Sometimes, in the name of professionalism, or diplomacy, or something like that, we water down feedback to avoid offending the people who need to hear it. "Can't you just focus on the potential benefits of changing instead of pointing out the failure?" But in doing so, we create another problem: we make things sound better than they are.


For example... and I know this might be a Trigger Warning for some, but it's really stayed with me so hear me out...

When my Mom's doctor came into the room and told her the extent of the cancer that ultimately took her life, he could've tried to make it softer news... "some people live with this for a couple of years, nothing is certain, just take it easy for a few weeks and we'll see how things look".

But the truth was that she had less than 3 months to live, and he didn't shy away from that. He said "in this particular situation, we don't have any recourse and you need to prepare."

That led to nine weeks for our family to love on each other, to celebrate her life with her, and to savor every moment before she was gone. None of that would've happened with a "softened" diagnosis... we'd have all gone back to our normal lives and then been surprised when we lost her so quickly.

In hindsight, I am incredibly grateful for the blunt diagnosis. The cost of denial would be HIGH.


Here's the reality of it all: a harsh truth, softened for comfort, stops sounding like a real problem. The urgency gets lost.
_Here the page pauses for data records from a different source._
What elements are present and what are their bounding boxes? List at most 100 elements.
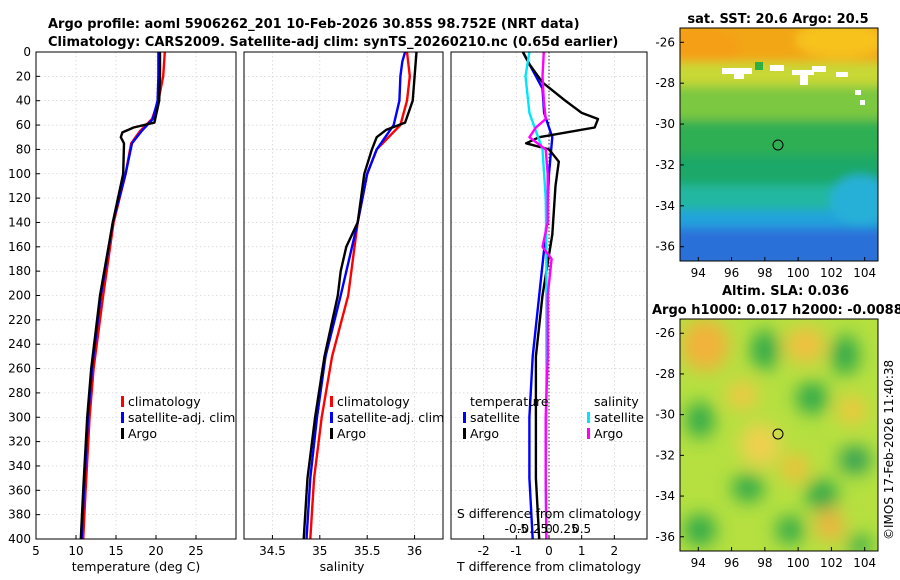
s-tick-label: 0.5 <box>572 522 591 536</box>
legend-swatch-t-argo <box>463 428 466 439</box>
s-tick-label: -0.5 <box>505 522 528 536</box>
legend-climatology: climatology <box>337 394 410 409</box>
depth-tick-label: 260 <box>8 362 31 376</box>
x-tick-label: 5 <box>32 544 40 558</box>
temperature-series <box>79 51 166 540</box>
depth-tick-label: 380 <box>8 508 31 522</box>
sst-map-title: sat. SST: 20.6 Argo: 20.5 <box>687 12 868 27</box>
legend-swatch-satellite-adj <box>330 412 333 423</box>
depth-tick-label: 360 <box>8 483 31 497</box>
salinity-panel: 34.5 35 35.5 36 salinity climatology satell… <box>243 51 444 574</box>
legend-climatology: climatology <box>128 394 201 409</box>
x-tick-label: 10 <box>68 544 83 558</box>
sla-field <box>680 319 878 551</box>
sst-axes-box <box>679 27 879 262</box>
x-tick-label: 1 <box>578 544 586 558</box>
s-tick-label: -0.25 <box>517 522 548 536</box>
x-tick-label: 34.5 <box>259 544 286 558</box>
x-tick-label: 2 <box>611 544 619 558</box>
lon-tick-label: 102 <box>820 266 843 280</box>
sst-argo-location-marker <box>772 139 784 151</box>
temperature-xlabel: temperature (deg C) <box>72 559 201 574</box>
lat-tick-label: -28 <box>655 76 675 90</box>
lon-tick-label: 98 <box>757 556 772 570</box>
depth-tick-label: 40 <box>16 94 31 108</box>
lat-tick-label: -28 <box>655 367 675 381</box>
lat-tick-label: -34 <box>655 489 675 503</box>
series-line-salinity-argo <box>528 51 553 540</box>
x-tick-label: 20 <box>148 544 163 558</box>
depth-tick-label: 20 <box>16 69 31 83</box>
depth-tick-labels: 0 20 40 60 80 100 120 140 160 180 200 220 240 260 280 3… <box>8 45 40 546</box>
lat-tick-label: -32 <box>655 158 675 172</box>
depth-tick-label: 220 <box>8 313 31 327</box>
lon-tick-label: 94 <box>691 266 706 280</box>
x-tick-label: 35.5 <box>354 544 381 558</box>
legend-swatch-climatology <box>121 396 124 407</box>
series-line-satellite-adj-clim <box>305 51 407 540</box>
sst-lat-tick-labels: -26 -28 -30 -32 -34 -36 <box>655 35 684 254</box>
lat-tick-label: -34 <box>655 199 675 213</box>
sla-map-title-line-1: Altim. SLA: 0.036 <box>722 284 849 299</box>
legend-swatch-s-argo <box>587 428 590 439</box>
lon-tick-label: 102 <box>820 556 843 570</box>
sla-map: Altim. SLA: 0.036 Argo h1000: 0.017 h200… <box>652 284 900 570</box>
lon-tick-label: 98 <box>757 266 772 280</box>
legend-satellite-adj: satellite-adj. clim <box>337 410 444 425</box>
s-tick-label: 0.25 <box>552 522 579 536</box>
legend-s-argo: Argo <box>594 426 623 441</box>
depth-tick-label: 160 <box>8 240 31 254</box>
sla-axes-box <box>679 318 879 552</box>
depth-tick-label: 200 <box>8 289 31 303</box>
x-tick-label: 35 <box>312 544 327 558</box>
lon-tick-label: 94 <box>691 556 706 570</box>
depth-tick-label: 280 <box>8 386 31 400</box>
legend-t-argo: Argo <box>470 426 499 441</box>
lat-tick-label: -30 <box>655 408 675 422</box>
legend-argo: Argo <box>337 426 366 441</box>
legend-swatch-argo <box>330 428 333 439</box>
s-tick-label: 0 <box>545 522 553 536</box>
sst-map: sat. SST: 20.6 Argo: 20.5 <box>655 12 879 280</box>
x-tick-label: 36 <box>407 544 422 558</box>
title-line-2: Climatology: CARS2009. Satellite-adj cli… <box>48 35 618 50</box>
sst-field <box>680 28 878 261</box>
series-line-argo <box>302 51 418 540</box>
t-difference-xlabel: T difference from climatology <box>456 559 642 574</box>
difference-series <box>521 51 600 540</box>
lat-tick-label: -30 <box>655 117 675 131</box>
sla-lat-tick-labels: -26 -28 -30 -32 -34 -36 <box>655 326 684 544</box>
depth-tick-label: 340 <box>8 459 31 473</box>
legend-salinity-title: salinity <box>594 394 639 409</box>
temperature-panel: 0 20 40 60 80 100 120 140 160 180 200 220 240 260 280 3… <box>8 45 237 574</box>
sla-lon-tick-labels: 94 96 98 100 102 104 <box>691 547 876 570</box>
depth-tick-label: 140 <box>8 215 31 229</box>
title-line-1: Argo profile: aoml 5906262_201 10-Feb-20… <box>48 17 580 32</box>
legend-swatch-climatology <box>330 396 333 407</box>
s-difference-xlabel: S difference from climatology <box>457 506 642 521</box>
salinity-tick-labels: 34.5 35 35.5 36 <box>259 535 422 558</box>
depth-tick-label: 300 <box>8 410 31 424</box>
x-tick-label: 25 <box>188 544 203 558</box>
difference-legend: temperature satellite Argo salinity sate… <box>463 394 644 441</box>
legend-t-satellite: satellite <box>470 410 520 425</box>
salinity-legend: climatology satellite-adj. clim Argo <box>330 394 444 441</box>
x-tick-label: -2 <box>478 544 490 558</box>
s-difference-tick-labels: -0.5-0.250 0.250.5 <box>505 522 592 536</box>
salinity-series <box>302 51 418 540</box>
sla-argo-location-marker <box>772 428 784 440</box>
footer-timestamp: ©IMOS 17-Feb-2026 11:40:38 <box>882 360 896 540</box>
salinity-grid <box>244 51 443 540</box>
depth-tick-label: 400 <box>8 532 31 546</box>
lat-tick-label: -36 <box>655 530 675 544</box>
legend-swatch-argo <box>121 428 124 439</box>
difference-panel: -2 -1 0 1 2 -0.5-0.250 0.250.5 S difference f… <box>450 51 648 574</box>
x-tick-label: -1 <box>510 544 522 558</box>
x-tick-label: 0 <box>545 544 553 558</box>
lon-tick-label: 96 <box>724 266 739 280</box>
legend-swatch-satellite-adj <box>121 412 124 423</box>
sst-lon-tick-labels: 94 96 98 100 102 104 <box>691 257 876 280</box>
series-line-argo <box>79 52 162 540</box>
salinity-axes-box <box>243 51 444 540</box>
People walk away thinking they're dealing with a squeaky hinge when it’s actually a collapsed beam.

The risk isn’t just miscommunication: It’s misprioritization. Problems don’t get solved when their size is misunderstood. Sometimes true love, legitimate empathy, has to take the shape of "real talk"... of raw honesty.

What safety actually looks like

Imagine a different reaction to my opening story, one where someone said:

“Blink, This raises some hard truths. Let’s unpack them together. Bring in some other folks who can share various perspectives on these problems, and let’s figure out where the real pain is and what we can work on first.”

Responding like that doesn’t just improve the platform efficiency. It improves the entire culture by showing that feedback is welcomed, even when it’s uncomfortable. Maybe especially when it’s uncomfortable.

If your team only feels safe saying things you already agree with, that’s not Safety. That’s Compliance.


A Final Thought

If you want to improve anything— start by making it safe to talk about what isn’t working. Make EGO the only thing that's unwelcome at the table.

The next time someone challenges the status quo in an effort to help, ask yourself:

Am I making it safer for them to speak next time?
Or am I just making it safer for myself... to not be challenged?